Figured I should get this up before I see the band live in a few weeks.
Throwback. That's the only word that comes to mind when I'm listening to The Sword's album "Gods of the Earth." Close your eyes and it's easy to picture the music coming from a van circa 1977 with dragons and wizards and whatnot painted on the side in dramatic action. The album sways at points between the soundtrack to a Renaissance festival and some headbanging, adrenaline charged mosh pit fuel.
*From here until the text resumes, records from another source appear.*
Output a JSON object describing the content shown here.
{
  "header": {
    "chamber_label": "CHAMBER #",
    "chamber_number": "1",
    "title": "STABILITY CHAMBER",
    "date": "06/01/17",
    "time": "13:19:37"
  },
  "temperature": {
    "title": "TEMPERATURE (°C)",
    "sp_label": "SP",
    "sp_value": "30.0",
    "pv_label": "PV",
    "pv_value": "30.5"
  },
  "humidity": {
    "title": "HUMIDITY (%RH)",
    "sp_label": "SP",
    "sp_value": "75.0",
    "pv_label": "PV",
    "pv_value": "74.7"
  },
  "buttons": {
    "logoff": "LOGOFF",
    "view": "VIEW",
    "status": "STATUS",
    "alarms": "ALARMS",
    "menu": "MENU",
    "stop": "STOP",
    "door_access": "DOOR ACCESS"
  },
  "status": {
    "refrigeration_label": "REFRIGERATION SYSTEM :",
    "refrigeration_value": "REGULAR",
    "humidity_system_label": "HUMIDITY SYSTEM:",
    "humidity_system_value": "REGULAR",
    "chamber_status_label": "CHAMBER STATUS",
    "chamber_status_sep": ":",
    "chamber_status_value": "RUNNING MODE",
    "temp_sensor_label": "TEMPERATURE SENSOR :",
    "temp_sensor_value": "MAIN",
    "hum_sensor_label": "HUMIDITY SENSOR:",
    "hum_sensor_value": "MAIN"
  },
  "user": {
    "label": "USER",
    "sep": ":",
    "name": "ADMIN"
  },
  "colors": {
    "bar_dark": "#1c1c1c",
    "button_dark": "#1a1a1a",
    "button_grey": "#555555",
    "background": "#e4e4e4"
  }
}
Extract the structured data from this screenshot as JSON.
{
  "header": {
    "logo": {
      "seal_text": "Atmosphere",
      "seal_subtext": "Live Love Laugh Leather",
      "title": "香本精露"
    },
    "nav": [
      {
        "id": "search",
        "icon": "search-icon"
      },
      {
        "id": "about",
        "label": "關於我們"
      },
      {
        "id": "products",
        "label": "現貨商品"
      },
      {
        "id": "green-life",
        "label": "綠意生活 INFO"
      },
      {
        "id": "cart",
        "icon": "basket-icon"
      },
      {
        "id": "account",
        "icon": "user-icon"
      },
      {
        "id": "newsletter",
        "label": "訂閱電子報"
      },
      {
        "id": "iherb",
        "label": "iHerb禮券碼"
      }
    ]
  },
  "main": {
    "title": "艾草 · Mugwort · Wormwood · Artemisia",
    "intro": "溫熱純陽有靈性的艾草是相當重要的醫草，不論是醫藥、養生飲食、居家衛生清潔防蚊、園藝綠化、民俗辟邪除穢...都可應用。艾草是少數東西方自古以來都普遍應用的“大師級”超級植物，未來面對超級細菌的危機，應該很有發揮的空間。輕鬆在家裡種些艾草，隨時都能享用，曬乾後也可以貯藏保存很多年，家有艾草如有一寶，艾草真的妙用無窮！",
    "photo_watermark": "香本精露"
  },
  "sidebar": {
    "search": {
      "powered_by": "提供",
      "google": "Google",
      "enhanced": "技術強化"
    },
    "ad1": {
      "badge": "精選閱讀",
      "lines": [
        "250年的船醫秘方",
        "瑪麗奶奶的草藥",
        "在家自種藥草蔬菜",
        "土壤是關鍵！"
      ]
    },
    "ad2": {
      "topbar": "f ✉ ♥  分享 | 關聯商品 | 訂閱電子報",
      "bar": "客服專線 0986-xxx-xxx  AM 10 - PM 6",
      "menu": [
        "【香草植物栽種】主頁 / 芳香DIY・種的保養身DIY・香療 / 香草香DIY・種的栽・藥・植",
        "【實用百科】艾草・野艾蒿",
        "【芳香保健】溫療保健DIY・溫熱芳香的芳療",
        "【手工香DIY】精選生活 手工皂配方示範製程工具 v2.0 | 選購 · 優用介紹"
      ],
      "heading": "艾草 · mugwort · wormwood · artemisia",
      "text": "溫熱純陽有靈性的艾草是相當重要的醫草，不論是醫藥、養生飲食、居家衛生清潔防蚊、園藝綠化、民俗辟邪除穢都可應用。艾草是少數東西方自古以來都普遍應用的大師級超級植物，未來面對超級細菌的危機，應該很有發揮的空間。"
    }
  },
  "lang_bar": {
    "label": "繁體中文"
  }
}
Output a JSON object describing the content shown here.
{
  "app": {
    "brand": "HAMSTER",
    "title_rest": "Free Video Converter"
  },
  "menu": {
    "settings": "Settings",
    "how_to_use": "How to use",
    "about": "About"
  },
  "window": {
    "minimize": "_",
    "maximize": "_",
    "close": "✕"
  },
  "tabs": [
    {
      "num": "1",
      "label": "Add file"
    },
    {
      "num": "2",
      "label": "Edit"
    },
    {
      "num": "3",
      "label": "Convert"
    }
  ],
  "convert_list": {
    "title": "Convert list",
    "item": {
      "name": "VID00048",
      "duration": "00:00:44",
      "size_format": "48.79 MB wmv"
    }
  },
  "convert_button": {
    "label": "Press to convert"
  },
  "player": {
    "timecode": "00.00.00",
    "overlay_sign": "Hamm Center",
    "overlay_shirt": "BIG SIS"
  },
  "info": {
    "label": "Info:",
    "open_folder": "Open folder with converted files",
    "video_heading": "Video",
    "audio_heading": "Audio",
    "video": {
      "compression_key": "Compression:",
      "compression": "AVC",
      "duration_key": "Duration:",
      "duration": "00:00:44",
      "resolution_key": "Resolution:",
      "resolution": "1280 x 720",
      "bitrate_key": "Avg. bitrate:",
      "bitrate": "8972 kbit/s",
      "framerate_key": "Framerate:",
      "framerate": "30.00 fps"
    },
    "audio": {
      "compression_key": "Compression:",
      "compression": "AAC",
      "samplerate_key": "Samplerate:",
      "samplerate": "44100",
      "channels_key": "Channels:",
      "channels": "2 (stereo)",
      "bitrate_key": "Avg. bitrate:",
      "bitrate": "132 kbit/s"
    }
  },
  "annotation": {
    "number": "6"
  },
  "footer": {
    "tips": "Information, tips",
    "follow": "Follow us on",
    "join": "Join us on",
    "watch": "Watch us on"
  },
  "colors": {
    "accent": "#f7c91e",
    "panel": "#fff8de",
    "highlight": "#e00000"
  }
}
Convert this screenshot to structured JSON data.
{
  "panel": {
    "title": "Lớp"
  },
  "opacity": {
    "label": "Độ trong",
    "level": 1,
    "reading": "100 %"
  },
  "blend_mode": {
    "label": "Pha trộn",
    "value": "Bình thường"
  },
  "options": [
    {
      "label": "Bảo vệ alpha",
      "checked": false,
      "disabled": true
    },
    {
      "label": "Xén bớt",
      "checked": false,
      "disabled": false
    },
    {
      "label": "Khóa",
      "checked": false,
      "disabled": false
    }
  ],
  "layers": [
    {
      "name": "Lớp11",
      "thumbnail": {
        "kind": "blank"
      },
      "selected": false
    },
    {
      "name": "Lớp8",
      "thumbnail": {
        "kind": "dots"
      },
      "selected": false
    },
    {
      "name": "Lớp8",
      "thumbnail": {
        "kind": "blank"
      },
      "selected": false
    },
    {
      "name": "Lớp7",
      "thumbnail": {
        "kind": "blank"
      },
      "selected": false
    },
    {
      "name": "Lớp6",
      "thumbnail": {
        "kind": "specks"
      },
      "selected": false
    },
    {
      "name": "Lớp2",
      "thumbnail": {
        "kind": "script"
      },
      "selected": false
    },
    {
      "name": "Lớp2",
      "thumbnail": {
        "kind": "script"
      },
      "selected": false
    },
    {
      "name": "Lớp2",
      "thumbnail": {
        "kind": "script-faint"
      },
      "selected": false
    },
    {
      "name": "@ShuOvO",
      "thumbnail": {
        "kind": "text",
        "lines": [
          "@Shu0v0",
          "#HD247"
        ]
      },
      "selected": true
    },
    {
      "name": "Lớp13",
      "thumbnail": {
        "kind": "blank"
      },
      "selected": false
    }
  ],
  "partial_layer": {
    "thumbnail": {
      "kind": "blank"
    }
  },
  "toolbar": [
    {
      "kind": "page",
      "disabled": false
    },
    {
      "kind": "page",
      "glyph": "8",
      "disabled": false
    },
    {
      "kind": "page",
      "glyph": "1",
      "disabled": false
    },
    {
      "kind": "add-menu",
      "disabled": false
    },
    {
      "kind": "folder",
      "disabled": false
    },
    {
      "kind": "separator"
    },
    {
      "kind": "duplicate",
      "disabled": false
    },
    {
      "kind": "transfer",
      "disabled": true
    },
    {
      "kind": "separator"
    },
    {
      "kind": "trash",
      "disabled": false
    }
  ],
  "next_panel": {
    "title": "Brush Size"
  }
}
The production is crude and muddy, but it lends to the entire album a sense of days gone by. In an effort to make the guitars more prominent, they’ve been given the lion’s share of the final result. In an era of clean sound, The Sword purposefully buries their vocals, leaving them without the strength to interfere with the unrefined brutality of their riffs. Ranging from relentless to gloomy and plodding, The Sword offers a full array of styles for fans of old thrash, stoner metal, or let’s be honest, Black Sabbath. The whole album is then brushed over with just a little of the classic Texas metal sound (see: Pantera, Union Underground, Motograter.)
One of the things I enjoy most about this album is that you can almost hear how honest it is. While the songs can touch on the melodramatic, and lyrics are somewhat over the top, there's not an ounce of pretension to be had here. It's easy to picture the band members trying out things and deciding on a tempo or timbre they enjoy.
The interesting subtext of the way the album produced was that the band found themselves with a singular dilemma. If the guitar lines were to be the centerpoint of the album, then they must be aggressive and unique enough to justify that prominent position. The unfortunate truth is that the band doesn't always succeed in that endeavor. There are a number of great songs here, like a batting order, this lineup is strongest in the middle. Tunes with ridiculous titles such as "Fire Lances of the Ancient Hyperzephyrians," “To Take the Black” or "Maiden, Mother & Crone," are the album's strong points, as the riffs are persistent and vital. On the ends however, is where the album falters, as the songs become too alike, or wander without destination. The riffs blend together at times, and without the strength of a strong lyrical impression, it can become trying to identify a song at any given point.
In the end, this is a good album which goes against the contemporary grain and tries something new. It doesn't always work, but what's there is promising. “Gods of the Earth” is an interesting mix of Texas metal with influences from across the Pond. Certainly worth a listen, but be aware that it may not blow you away.
Currently, The Sword is on tour with Metallica. Between dates on that tour they're doing a club tour of their own, and coming local to me. Expect a full report on the live show.